In the title chosen for the French translation (by Jeanne Etoré, in 1997, published by Viviane Hamy), Refusal to testify, you have to hear several things. We cannot speak for the deportees, repeats Ruth Klüger, nor can we expect them to speak. She herself, for example, explains that she hasn’t told her children much. And it is the use of testimony that she questions. The pocket edition of Refusal to testify (Viviane Hamy Bis, 2005) contains a text entitled Misguided memory: kitsch and camps. She expresses in it why she finds “Suspicious” the multiplication of oral history recordings: “We are not witnesses, but raw material. The being who thinks that it conceals and who assumes his life is secondary. Our ability to distinguish facts from memories is called into question. We are no more than documents, living documents that others must read and comment on. It then appears another way of listening which coincides perfectly with its opposite, of not wanting to listen. “
What does she call kitsch? The opposite of s. The “pornography” sentimental, everything that rounds the angles, lessens the horror of reality, «a way around the problems, a complacent lowering». “Inconceivable”, “unspeakable”, “inexpressible” : all the vocabulary used by the generation of baby boomers to qualify what has been called the Holocaust and then Shoah – it is this vocabulary that is kitsch.

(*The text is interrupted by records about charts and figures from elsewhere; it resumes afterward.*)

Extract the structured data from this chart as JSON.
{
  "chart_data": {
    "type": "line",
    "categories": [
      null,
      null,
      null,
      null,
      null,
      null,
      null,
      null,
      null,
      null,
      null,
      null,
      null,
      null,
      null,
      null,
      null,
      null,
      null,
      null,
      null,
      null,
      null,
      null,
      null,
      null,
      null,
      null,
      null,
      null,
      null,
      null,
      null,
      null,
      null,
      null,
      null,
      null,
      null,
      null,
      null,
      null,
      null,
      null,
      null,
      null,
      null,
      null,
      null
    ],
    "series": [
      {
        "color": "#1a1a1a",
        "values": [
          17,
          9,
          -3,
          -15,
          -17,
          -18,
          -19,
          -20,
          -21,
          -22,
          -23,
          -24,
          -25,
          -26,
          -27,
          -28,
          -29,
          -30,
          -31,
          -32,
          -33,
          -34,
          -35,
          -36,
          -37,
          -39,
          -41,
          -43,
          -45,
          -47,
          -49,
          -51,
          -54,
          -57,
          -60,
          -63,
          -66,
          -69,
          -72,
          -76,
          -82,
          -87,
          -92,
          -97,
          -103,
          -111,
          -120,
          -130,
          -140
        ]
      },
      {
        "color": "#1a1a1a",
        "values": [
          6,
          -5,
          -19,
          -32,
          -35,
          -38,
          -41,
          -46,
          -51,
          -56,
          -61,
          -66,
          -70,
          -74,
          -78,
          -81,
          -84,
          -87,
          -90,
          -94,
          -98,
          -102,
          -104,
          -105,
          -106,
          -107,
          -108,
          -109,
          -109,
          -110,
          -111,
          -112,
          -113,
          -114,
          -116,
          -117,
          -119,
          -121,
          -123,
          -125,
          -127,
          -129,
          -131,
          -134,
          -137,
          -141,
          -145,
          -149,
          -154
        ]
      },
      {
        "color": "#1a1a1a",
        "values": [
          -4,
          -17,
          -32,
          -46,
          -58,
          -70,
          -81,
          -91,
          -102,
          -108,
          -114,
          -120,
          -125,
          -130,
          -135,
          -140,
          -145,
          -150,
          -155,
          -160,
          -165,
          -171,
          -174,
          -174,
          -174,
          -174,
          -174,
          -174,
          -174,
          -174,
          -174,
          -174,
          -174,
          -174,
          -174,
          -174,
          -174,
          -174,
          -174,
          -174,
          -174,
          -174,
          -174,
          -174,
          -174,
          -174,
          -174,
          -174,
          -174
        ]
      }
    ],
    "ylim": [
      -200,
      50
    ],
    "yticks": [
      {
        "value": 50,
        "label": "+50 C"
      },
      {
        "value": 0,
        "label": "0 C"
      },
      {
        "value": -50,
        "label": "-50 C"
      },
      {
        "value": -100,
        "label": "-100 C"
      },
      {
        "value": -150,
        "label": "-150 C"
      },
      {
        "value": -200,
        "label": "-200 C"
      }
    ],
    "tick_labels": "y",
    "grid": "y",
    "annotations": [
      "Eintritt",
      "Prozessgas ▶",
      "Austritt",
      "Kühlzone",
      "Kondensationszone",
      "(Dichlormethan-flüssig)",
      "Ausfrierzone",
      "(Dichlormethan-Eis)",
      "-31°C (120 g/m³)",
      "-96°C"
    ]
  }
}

For Ruth Klüger, it allows us not to try to understand. She rebels against the“Image ban” decreed by Claude Lanzmann, “Joining Adorno’s musical ban, who refuses any euphony about Auschwitz. In full XXe century, astonishing consequence of the Second World War, it is once again affirmed that there are sacred things that we do not have the right to reproduce, nor even to evoke in words ”.
Viviane Hamy editions have also published Lost on the way, where Ruth Klüger recounts and analyzes the double discrimination that awaited her in the United States in the 1950s, and hence the double emancipation, as a Jew and a woman, that she conquered. But it’s mostly for Refusal to testify that it will remain in the history of literature, and in history itself.